WE LEFT early Thursday morning and drove down to the city, to Lysa Dean’s canyon home, secluded behind an impressive pink wall. The staff was cut down to one Korean couple, maid and gardener. When he recognized Dana, he smiled broadly and unlocked the big metal gates for us. It was a hot day. The wall enclosed about one acre. A Mexican architect had done the house for her and the third husband. I guess you could call it Cuernavaca Aztec.

Dana showed me around. The plantings were splendid. The pool was drained. The dogs had been boarded. Walking through the silence of terrazzo, puffy white rugs, dark paneling removed from ancient churches, I counted five full-length oil portraits of the owner. And not one of an ex-husband.

Dana wanted to get different clothes. She showed me how she was set up. A small functional suite opposite the service area, with a rather stark bedroom, a large and luxurious bath, a small tidy office with a row of large gray filing cabinets, a battleship desk. There was a picture in the bedroom, Dana, younger, glowing, intense-holding the new baby in her arms. A young man with a homely, crooked, likable face was staring down at the child too, his arm around his wife.

She saw me glance at it and said, too imperatively, “Please wait for me out there in the office. This won’t take a minute.”

On an office shelf I saw bound, gold-lettered scripts for the Lysa Dean movies. Winds of Chance was among them. I took it down and opened it at random. It seemed highly improbable to me that anyone, living or dead, had ever said lines like that.

I put the script back on the shelf and paced restlessly. There were loose ends. A lot of them. But I could not see how they were pertinent to what I’d been asked to do. I couldn’t recover any of the money Lysa Dean had paid Ives.

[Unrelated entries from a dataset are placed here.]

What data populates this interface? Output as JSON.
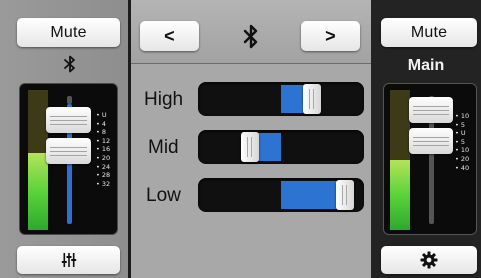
{
  "left_channel": {
    "mute_label": "Mute",
    "source_icon": "bluetooth-icon",
    "scale": [
      "U",
      "4",
      "8",
      "12",
      "16",
      "20",
      "24",
      "28",
      "32"
    ],
    "meter_level": 0.55,
    "eq_button_icon": "eq-sliders-icon"
  },
  "center": {
    "prev_label": "<",
    "next_label": ">",
    "source_icon": "bluetooth-icon",
    "accent": "#2d73d1",
    "eq_bands": [
      {
        "label": "High",
        "level": 0.72
      },
      {
        "label": "Mid",
        "level": 0.28
      },
      {
        "label": "Low",
        "level": 0.96
      }
    ]
  },
  "main_channel": {
    "mute_label": "Mute",
    "name": "Main",
    "scale": [
      "10",
      "5",
      "U",
      "5",
      "10",
      "20",
      "40"
    ],
    "meter_level": 0.5,
    "settings_icon": "gear-icon"
  }
}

It seemed reasonably evident that Bogen had gone into business for himself. His note to Lysa sounded as Starr had described him. He would have picked up a few crude lab techniques from Ives. If the police had been looking for him for three months without success, I didn’t have much chance of reaching out and picking him up.

We could fly east and catch Lysa in New York. Make a report. Working a complaint through normal police channels, we could get all there was in the files on Bogen. The people responsible for protecting the star could be alerted to watch for anybody who might be Bogen. If she insisted, maybe we could work out a way to trap him, using her as bait. With a little bit of judgment and a lot of luck, I had pushed it about as far as I could.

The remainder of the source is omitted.